The legislation builds on the Value in Health Care Act of 2021 and makes a number of changes to Medicare’s alternative payment models (APMs), which were designed to make it easier for providers to participate in payment models that incentivize the quality of care given over the quantity of services provided.
An APM is any payment model that differs from the traditional fee-for-service model, in which providers are paid for each individual service they perform, according to Brent Nicholson, co-founder and chief partner officer at healthcare services company Carrum Health.
“What this really translates to is providers taking more control and ownership of the outcomes, and ultimately, the financial risk associated with the reimbursement for healthcare services,” Nicholson told Healthcare Brew.
Democratic Rep. Suzan DelBene of Washington, one of the legislators who introduced the bill, said in a statement that “physicians and hospitals participating in APMs are leading the changes our healthcare system needs to focus on value instead of volume.”
“The Value in Health Care Act would encourage more providers to join these models and accelerate this change, leading to improved quality of care and health outcomes for seniors,” DelBene said.
The legislation also encourages providers to join accountable care organizations (ACOs), or groups of providers and hospitals that join together to provide quality care while reducing unnecessary healthcare spending. ACOs have saved Medicare $17 billion in the last decade, according to the National Association of Accountable Care Organizations.

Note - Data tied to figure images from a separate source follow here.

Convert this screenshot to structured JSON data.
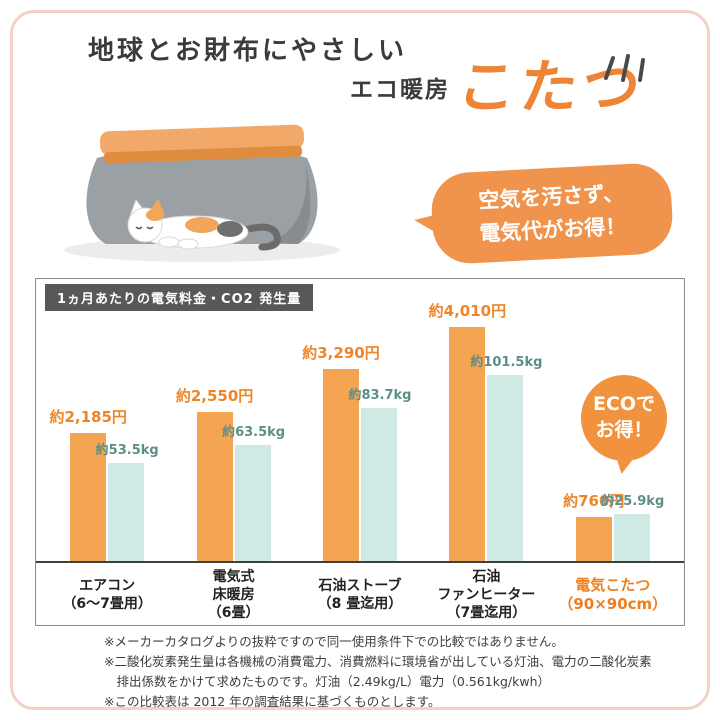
{
  "header": {
    "title_line1": "地球とお財布にやさしい",
    "subtitle_prefix": "エコ暖房",
    "subtitle_main": "こたつ"
  },
  "bubble": {
    "line1": "空気を汚さず、",
    "line2": "電気代がお得！"
  },
  "chart_data": {
    "type": "bar",
    "title": "1ヵ月あたりの電気料金・CO2 発生量",
    "categories": [
      [
        "エアコン",
        "（6～7畳用）"
      ],
      [
        "電気式",
        "床暖房",
        "（6畳）"
      ],
      [
        "石油ストーブ",
        "（8 畳迄用）"
      ],
      [
        "石油",
        "ファンヒーター",
        "（7畳迄用）"
      ],
      [
        "電気こたつ",
        "（90×90cm）"
      ]
    ],
    "highlight_index": 4,
    "series": [
      {
        "name": "電気料金",
        "unit": "円",
        "color": "#f5a451",
        "values": [
          2185,
          2550,
          3290,
          4010,
          760
        ],
        "labels": [
          "約2,185円",
          "約2,550円",
          "約3,290円",
          "約4,010円",
          "約760円"
        ]
      },
      {
        "name": "CO2発生量",
        "unit": "kg",
        "color": "#cfe9e4",
        "values": [
          53.5,
          63.5,
          83.7,
          101.5,
          25.9
        ],
        "labels": [
          "約53.5kg",
          "約63.5kg",
          "約83.7kg",
          "約101.5kg",
          "約25.9kg"
        ]
      }
    ],
    "ylim_price": [
      0,
      4300
    ],
    "ylim_co2": [
      0,
      110
    ],
    "grid": false,
    "legend_position": "none"
  },
  "eco_badge": {
    "line1": "ECOで",
    "line2": "お得！"
  },
  "footnotes": [
    "※メーカーカタログよりの抜粋ですので同一使用条件下での比較ではありません。",
    "※二酸化炭素発生量は各機械の消費電力、消費燃料に環境省が出している灯油、電力の二酸化炭素排出係数をかけて求めたものです。灯油（2.49kg/L）電力（0.561kg/kwh）",
    "※この比較表は 2012 年の調査結果に基づくものとします。"
  ],
  "colors": {
    "accent_orange": "#ee8435",
    "bar_orange": "#f5a451",
    "bar_teal": "#cfe9e4",
    "price_text": "#ee8527",
    "kg_text": "#5d8f88",
    "badge_bg": "#595757",
    "frame_pink": "#f6d2c6"
  }
}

Some key changes in the legislation include:
- Extending by two years a Medicare incentive payment, which was set to expire at the end of 2023, for healthcare organizations to participate in APMs.
- Giving the Centers for Medicare & Medicaid Services the power to adjust the qualifications healthcare organizations need to meet to receive such incentive payments. The change is intended to encourage rural practices to participate in an APM.
- Establishing a path for healthcare organizations to take on higher levels of risk in an APM.
The legislation also helps cover the startup costs for providers to switch to a VBC model, which Nicholson said can be very costly.
“The costs mainly come from the infrastructure that the providers have to put together to be able to not only participate but manage and ultimately succeed in these alternative payment models,” he said.
Seventeen healthcare industry trade groups, including the American Hospital Association and American Medical Association, expressed support in a letter sent to Congress, writing that the bill will help “maintain and further strengthen the movement toward high-quality care in which financial performance is linked to the quality of patient care rather than the number of services delivered.”